Working the scene of oaks and tangled
vines were two unexpected volunteers named Maggie and Dixie. One an Australian
shepherd, the other a German shepherd mix, the two human remain detection (HRD)
dogs dodged back and forth through the underbrush, noses to the ground. Their
handler and trainer, Lisa Higgins of Louisiana, watched closely as her canine
partners separately worked the scene.
“To the dogs, this is like scent
overload. It’s everywhere,” she explained. “They have to find the little places
where the scent is strongest. That’s where they’re going to give us indication
points.”
A veteran of HRD, Higgins has been
working on a contract basis with the FBI since 1991. The job has taken her from
Alaska to Puerto Rico and many points in between to assist with various cases.

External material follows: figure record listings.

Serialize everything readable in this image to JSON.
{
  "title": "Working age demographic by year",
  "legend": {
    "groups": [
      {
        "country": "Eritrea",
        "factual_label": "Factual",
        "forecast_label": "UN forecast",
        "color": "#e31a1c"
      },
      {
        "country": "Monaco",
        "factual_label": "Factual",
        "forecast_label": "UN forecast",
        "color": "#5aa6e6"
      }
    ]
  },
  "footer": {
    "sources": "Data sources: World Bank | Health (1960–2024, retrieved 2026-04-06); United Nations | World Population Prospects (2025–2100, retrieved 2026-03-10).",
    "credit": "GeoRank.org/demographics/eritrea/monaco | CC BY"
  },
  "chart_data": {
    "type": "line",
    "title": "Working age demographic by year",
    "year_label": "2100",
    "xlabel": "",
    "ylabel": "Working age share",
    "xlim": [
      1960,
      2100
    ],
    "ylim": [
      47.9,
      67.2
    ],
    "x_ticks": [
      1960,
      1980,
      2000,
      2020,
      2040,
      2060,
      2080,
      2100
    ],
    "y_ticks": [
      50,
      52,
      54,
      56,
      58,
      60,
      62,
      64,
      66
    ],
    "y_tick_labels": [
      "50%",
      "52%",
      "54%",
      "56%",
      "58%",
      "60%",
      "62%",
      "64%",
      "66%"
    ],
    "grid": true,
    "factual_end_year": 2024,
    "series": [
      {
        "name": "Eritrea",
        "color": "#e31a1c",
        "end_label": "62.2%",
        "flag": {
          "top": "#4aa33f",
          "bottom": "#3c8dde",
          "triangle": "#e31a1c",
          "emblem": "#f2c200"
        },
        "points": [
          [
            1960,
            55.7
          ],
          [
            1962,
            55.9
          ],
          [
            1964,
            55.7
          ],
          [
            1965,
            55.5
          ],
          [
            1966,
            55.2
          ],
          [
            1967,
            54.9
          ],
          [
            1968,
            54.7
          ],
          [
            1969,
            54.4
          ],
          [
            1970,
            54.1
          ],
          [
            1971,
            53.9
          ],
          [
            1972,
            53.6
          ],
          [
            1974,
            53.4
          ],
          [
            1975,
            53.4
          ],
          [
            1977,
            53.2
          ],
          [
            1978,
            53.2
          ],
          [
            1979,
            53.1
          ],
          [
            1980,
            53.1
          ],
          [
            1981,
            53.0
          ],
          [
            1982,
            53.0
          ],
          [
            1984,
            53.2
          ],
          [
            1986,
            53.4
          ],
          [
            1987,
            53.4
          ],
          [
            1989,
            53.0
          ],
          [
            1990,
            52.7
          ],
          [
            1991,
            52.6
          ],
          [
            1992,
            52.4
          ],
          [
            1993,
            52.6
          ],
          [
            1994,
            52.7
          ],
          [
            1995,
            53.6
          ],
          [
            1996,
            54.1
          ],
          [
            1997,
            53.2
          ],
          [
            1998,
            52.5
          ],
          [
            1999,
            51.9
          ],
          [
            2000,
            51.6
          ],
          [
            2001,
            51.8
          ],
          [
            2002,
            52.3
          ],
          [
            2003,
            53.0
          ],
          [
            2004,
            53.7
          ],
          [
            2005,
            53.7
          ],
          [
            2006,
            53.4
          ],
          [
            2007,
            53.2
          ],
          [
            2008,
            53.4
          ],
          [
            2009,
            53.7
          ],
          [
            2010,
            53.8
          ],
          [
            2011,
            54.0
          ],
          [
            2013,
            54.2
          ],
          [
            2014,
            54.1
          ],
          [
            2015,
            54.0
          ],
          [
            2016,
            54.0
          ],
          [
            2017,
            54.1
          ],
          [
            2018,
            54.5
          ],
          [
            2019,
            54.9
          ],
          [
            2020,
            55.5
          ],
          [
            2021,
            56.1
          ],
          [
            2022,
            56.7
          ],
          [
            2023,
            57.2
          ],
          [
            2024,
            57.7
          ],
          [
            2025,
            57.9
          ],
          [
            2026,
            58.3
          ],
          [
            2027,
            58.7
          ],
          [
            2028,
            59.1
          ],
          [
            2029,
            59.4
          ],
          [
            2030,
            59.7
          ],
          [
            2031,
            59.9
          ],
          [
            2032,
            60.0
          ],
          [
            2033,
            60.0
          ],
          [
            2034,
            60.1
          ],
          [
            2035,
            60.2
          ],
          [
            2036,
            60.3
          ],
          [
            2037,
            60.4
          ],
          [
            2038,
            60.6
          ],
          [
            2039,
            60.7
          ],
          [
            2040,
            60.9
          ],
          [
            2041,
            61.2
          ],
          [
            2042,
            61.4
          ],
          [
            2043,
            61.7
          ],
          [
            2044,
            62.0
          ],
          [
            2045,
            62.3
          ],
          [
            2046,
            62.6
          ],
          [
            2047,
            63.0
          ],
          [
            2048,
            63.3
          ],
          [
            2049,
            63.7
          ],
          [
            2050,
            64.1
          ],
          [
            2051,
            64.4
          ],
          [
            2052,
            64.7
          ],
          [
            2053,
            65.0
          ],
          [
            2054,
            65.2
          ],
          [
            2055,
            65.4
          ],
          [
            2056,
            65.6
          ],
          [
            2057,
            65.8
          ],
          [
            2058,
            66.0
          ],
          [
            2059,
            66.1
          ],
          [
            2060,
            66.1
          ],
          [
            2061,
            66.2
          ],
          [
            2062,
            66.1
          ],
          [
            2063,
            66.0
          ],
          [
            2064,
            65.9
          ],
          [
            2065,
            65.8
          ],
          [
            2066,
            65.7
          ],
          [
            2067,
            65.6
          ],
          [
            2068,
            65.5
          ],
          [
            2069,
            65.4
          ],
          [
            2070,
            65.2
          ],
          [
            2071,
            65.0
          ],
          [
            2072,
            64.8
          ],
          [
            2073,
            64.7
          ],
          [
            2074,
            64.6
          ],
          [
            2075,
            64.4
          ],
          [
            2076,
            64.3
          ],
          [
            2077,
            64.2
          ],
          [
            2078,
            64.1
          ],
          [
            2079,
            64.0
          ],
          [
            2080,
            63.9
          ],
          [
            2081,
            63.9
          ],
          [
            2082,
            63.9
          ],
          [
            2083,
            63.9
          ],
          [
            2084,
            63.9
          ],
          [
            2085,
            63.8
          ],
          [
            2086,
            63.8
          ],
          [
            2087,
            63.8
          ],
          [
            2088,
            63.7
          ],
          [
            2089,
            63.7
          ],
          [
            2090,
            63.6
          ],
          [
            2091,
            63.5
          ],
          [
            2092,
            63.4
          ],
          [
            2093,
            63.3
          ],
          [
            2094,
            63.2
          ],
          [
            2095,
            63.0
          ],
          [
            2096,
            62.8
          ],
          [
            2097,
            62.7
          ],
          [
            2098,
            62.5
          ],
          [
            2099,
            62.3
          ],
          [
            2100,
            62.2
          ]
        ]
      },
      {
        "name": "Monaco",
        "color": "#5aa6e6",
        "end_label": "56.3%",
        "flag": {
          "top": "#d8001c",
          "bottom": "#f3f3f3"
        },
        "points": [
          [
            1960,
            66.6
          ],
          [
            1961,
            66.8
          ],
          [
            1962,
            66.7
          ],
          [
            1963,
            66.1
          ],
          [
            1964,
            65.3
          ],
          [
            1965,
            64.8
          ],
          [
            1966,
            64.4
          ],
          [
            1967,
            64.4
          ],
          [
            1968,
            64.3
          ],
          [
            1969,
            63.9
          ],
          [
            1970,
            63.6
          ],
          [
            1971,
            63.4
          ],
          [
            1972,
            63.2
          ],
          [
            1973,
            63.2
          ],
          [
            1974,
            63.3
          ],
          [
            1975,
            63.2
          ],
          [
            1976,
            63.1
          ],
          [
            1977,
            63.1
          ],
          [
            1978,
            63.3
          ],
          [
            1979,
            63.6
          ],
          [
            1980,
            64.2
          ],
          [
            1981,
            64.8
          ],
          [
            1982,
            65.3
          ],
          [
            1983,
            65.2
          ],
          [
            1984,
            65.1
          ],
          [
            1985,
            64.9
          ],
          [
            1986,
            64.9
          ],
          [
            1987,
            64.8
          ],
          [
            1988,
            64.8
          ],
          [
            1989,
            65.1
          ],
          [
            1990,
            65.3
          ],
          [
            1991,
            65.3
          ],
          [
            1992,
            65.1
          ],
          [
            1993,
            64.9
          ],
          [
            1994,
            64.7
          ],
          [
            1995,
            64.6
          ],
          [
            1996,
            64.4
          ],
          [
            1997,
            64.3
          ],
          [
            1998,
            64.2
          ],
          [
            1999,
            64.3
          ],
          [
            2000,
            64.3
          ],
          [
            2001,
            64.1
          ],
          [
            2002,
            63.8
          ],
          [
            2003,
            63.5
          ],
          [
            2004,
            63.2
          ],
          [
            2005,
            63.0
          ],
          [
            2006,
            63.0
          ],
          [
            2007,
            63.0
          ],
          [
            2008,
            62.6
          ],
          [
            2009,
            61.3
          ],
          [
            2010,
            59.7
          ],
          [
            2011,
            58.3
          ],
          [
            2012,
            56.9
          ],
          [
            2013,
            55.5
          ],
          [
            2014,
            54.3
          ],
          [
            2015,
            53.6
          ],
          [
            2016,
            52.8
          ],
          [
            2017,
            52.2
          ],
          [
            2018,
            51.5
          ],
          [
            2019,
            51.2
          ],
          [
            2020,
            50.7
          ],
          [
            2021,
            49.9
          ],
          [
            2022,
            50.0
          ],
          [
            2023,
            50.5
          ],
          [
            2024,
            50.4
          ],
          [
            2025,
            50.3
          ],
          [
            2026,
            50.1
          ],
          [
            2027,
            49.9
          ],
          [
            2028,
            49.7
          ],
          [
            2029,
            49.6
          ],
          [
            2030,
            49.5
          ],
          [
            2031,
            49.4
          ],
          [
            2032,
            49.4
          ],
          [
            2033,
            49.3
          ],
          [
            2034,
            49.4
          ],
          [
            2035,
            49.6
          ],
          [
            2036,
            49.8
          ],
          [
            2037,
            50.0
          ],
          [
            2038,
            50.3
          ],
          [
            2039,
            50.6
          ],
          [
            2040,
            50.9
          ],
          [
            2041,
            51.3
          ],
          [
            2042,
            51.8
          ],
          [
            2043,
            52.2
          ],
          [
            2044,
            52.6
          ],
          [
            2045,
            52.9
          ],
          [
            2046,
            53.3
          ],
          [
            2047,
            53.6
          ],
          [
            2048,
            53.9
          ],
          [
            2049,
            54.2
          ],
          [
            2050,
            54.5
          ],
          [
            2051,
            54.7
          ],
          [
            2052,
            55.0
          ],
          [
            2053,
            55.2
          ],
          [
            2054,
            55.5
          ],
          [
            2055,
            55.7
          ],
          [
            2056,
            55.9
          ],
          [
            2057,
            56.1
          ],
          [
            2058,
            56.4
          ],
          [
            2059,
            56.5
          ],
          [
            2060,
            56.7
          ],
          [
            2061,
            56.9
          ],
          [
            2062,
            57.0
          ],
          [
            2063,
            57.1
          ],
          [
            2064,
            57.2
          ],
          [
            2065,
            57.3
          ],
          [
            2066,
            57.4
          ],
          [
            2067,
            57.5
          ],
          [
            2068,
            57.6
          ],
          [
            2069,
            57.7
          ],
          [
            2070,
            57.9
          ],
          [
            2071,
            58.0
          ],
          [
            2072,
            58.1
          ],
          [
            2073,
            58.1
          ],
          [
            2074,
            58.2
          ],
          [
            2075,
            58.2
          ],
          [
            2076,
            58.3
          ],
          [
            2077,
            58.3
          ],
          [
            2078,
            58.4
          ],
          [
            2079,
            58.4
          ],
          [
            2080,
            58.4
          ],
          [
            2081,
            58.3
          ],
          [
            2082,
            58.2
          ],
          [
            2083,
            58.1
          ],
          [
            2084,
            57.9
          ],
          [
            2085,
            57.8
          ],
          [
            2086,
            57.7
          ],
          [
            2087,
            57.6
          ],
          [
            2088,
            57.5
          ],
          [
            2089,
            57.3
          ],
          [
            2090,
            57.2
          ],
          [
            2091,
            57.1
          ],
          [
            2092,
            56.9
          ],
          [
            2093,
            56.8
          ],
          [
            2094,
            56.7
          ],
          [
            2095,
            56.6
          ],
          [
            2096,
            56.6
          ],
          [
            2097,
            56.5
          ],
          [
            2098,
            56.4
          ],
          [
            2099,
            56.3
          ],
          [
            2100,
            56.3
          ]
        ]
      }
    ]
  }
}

Her dogs have located human remains dating back to the late 15th century and
have worked sites with suspected remains as old as 800 A.D. Watching closely
while Maggie circled an area of interest, Higgins explained the extensive
training she goes through with her dogs to get them to the point of discerning
between scents.
“It’s not pleasant,” she said, smiling.
It requires a steady supply of decaying
flesh, which is usually supplied by road kill she picks up. At the scene of an
investigation, she refreshes the dog’s sensitivities with a sealed sample of
human remains she packs with her gear. Despite the potential “gross out”
factor, Higgins has gotten her granddaughter interested in the field. At only
12, Haylee Carney travels with her grandmother to various scenes and has even
taken a few college-level forensics classes. At Munree Cemetery, she got a
chance to let her own HRD dog-in-training, Jayda, sniff the grounds.
Among the crowd of volunteers was FBI
Special Agent Michelle Wyckoff. She scanned the terrain with a metal detector
to look for rusting spars of iron, commonly left behind as temporary grave
markers. A member of the Panhandle Archeological Society at Tallahassee,
Wyckoff helped coordinate the use of the FBI canine resource after seeing
Higgins and her dogs on the job for past cases.
“The Munree project is truly a unique
example of the FBI working with the local community to recover the history of a
Florida cemetery while exposing Florida archeologists and anthropologists to
proven recovery tools and techniques,” Wyckoff said.
The data collected at Munree Cemetery,
including scans with ground-penetrating radar taken by the National Park
Service’s Southeast Archaeological Center, is still under analysis, according
to the Florida Public Archaeology Network outreach coordinator Barbara Hines.
Many local residents and others involved are hopeful the effort with give a
more complete picture of those laid to rest at Munree Cemetery. For Earnest
Gardner, just seeing so many people come together for the cause is a success in
itself.
“God let me live to walk the ground
where my brother was laid,” he said. “It brought him back to me to see all
these people honor him by searching.”